エノケンの『ちゃっきり金太』の監督が山本嘉次郎である。
この人は、昭和30年代、日本で最も有名な映画監督だった。テレビの人気番組『私の秘密』のレギュラー回答者で、大変な物知りだったからである。
確かに、ヤクザやごろつきの多かった昔の映画界では、大変なインテリであり、物が見える人だったろう。
日活、PCL,東宝と遍歴したが、特にPCLと東宝では中心の監督として大作から文芸物、そして喜劇と多彩な作品を撮っている。
さらに、門下生から黒澤明、谷口千吉、本田猪四郎らが出ているのも、教育者としても立派なものだろう。

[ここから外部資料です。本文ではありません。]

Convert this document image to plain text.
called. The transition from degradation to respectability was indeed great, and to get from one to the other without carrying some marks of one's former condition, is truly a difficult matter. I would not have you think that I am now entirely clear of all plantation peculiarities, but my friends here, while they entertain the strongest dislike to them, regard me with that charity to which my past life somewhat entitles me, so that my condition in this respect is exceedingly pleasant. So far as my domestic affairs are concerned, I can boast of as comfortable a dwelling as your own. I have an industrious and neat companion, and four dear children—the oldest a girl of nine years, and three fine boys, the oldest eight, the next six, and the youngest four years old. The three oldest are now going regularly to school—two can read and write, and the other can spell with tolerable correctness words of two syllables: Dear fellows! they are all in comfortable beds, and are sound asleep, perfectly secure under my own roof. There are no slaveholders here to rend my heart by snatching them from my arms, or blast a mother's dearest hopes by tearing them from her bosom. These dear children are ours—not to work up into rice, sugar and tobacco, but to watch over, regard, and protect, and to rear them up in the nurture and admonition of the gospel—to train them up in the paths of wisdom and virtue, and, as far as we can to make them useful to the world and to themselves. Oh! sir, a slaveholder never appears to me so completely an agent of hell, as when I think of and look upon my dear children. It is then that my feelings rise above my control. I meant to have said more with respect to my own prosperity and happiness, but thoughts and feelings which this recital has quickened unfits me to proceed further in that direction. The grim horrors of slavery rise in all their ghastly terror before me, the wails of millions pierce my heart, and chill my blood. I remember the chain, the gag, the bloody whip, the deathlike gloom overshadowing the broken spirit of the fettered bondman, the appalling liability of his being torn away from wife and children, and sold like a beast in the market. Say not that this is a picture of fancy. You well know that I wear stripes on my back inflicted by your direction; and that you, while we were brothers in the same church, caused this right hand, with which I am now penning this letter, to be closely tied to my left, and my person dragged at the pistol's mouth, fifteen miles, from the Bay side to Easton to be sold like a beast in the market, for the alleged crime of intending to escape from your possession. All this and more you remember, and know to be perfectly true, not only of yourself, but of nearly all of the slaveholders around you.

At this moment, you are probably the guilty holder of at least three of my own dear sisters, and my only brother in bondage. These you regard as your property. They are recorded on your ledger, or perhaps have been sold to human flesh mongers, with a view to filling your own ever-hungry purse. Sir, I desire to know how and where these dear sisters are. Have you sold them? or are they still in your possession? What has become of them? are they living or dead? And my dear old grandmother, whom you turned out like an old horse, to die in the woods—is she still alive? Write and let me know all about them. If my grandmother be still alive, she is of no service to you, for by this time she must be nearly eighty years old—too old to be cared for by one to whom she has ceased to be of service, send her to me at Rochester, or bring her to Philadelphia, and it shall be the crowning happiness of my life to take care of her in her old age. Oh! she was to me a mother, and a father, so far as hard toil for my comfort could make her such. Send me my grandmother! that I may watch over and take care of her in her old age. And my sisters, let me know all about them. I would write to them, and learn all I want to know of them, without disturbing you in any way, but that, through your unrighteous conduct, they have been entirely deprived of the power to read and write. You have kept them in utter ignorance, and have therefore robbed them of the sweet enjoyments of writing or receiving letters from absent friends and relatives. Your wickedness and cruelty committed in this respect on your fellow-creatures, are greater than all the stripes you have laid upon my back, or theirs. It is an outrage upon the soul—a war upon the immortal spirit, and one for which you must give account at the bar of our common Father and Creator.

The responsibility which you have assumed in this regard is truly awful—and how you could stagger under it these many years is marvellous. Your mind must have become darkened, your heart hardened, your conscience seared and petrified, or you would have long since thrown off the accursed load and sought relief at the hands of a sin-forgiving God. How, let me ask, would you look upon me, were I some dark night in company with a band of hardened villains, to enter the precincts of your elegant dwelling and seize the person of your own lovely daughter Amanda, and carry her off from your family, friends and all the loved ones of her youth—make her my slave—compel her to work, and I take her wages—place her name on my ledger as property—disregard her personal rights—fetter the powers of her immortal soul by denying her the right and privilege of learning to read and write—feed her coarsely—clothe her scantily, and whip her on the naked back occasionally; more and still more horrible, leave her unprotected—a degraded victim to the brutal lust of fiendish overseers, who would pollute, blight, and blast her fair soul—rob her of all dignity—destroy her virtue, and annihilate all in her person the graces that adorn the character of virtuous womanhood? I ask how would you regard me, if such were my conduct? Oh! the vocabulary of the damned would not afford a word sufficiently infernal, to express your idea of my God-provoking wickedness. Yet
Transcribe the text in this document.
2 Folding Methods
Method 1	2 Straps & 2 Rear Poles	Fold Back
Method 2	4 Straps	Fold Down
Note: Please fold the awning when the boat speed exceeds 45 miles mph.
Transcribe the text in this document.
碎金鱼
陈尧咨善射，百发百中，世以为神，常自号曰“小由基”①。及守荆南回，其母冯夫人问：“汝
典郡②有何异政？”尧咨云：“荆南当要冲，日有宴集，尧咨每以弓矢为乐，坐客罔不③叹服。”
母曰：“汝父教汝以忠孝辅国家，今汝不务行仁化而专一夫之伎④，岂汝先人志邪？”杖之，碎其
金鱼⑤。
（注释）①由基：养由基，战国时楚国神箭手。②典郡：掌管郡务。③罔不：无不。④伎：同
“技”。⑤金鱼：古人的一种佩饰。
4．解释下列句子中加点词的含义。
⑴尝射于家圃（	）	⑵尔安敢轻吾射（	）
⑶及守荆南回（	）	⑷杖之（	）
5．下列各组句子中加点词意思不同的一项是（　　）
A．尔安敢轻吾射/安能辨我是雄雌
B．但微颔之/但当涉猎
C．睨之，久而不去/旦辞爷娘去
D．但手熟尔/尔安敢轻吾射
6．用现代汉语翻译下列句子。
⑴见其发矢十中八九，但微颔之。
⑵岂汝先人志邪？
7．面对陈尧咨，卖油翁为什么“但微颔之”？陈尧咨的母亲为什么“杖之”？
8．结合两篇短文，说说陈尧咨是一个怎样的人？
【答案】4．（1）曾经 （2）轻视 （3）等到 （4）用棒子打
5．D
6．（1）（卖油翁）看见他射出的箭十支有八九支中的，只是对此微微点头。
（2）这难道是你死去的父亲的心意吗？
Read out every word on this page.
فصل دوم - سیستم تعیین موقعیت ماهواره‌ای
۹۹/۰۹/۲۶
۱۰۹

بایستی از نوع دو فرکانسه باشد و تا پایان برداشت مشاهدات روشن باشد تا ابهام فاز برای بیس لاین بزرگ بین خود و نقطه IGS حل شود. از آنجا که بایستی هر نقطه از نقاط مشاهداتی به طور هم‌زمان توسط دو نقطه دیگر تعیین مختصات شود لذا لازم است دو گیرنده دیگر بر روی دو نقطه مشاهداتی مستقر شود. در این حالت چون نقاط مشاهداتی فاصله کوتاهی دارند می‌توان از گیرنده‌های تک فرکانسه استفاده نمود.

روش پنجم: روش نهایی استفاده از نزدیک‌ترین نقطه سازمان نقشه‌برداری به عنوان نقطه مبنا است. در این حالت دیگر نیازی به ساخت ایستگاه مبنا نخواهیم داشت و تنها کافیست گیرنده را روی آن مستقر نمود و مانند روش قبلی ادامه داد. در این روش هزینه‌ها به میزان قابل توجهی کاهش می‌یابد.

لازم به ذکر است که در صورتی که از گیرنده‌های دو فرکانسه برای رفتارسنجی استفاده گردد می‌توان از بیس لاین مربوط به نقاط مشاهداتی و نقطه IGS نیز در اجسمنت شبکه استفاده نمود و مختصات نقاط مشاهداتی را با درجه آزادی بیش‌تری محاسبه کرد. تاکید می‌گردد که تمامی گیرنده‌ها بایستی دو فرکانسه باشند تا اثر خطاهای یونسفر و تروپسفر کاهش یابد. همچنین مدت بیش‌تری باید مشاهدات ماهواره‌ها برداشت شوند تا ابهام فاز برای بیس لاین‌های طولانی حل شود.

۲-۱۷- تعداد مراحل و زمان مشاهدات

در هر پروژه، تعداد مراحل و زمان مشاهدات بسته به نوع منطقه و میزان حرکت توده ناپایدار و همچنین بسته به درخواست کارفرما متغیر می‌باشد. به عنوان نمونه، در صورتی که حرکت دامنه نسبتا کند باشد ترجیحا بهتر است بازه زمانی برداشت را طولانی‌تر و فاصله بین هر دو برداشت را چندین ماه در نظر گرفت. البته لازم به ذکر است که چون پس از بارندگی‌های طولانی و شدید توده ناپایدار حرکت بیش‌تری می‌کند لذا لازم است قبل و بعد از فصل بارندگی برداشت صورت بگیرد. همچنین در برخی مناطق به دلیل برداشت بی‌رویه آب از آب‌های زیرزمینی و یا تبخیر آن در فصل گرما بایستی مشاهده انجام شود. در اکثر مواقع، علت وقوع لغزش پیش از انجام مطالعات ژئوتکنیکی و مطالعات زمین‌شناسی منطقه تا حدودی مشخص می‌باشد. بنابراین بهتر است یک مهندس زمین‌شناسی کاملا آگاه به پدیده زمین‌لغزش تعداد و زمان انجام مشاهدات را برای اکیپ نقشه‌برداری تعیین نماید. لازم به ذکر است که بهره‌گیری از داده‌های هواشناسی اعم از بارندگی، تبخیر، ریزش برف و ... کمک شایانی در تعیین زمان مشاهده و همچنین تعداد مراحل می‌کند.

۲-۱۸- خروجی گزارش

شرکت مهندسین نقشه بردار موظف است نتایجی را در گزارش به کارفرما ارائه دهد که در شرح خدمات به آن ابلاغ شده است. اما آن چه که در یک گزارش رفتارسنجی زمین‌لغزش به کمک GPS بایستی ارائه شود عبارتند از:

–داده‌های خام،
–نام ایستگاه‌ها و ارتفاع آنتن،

ただし、悪く言えば「機会主義者」で、戦時中は時代に迎合し戦意高揚の大作『ハワイマレー沖海戦』や『加藤隼戦闘隊』を撮っている。
戦後の東宝争議では、戦時中への反省からか中立というよりも組合に近い立場に立ち、争議後も組合、会社側どちらにも属さず映画芸術協会を作り、黒澤らと各社で制作する。また、彼の奥さんは、戦後社会党から世田谷区の区議会議員を長く務めていた。この辺は、戦時中への贖罪意識だろう。
晩年は、痴呆気味だったとも言われているが、71歳で普通に死んでいるのだから、破滅型の多かった昔の映画監督では、まともで常識的な一生だったろう。
彼の食通と物知りは大変有名で、何か話題が出ると必ず、「それは実は、なになにで・・・」と講釈したそうだ。
あるとき、群馬県に撮影に行き、例によって「群馬はね・・・」と始まった。群馬出身の小林圭樹が黙って聞いていると、その講釈のほとんどは間違いだったそうだ。
大変な食通で、私が今でも憶えているのは、「湯豆腐で豆腐を食べる時の講釈」である。
豆腐が熱くなり鍋のそこから浮いてきた、まさにその時に掬って食べないといけないのだそうだ。底にいるときは早すぎ、浮いてしまったら煮えすぎなのだそうだ。
確か、ラジオの番組で聞いたと思うが、湯豆腐を食べる度に思い出すが、そんな良いタイミングで食べられるものだろうか。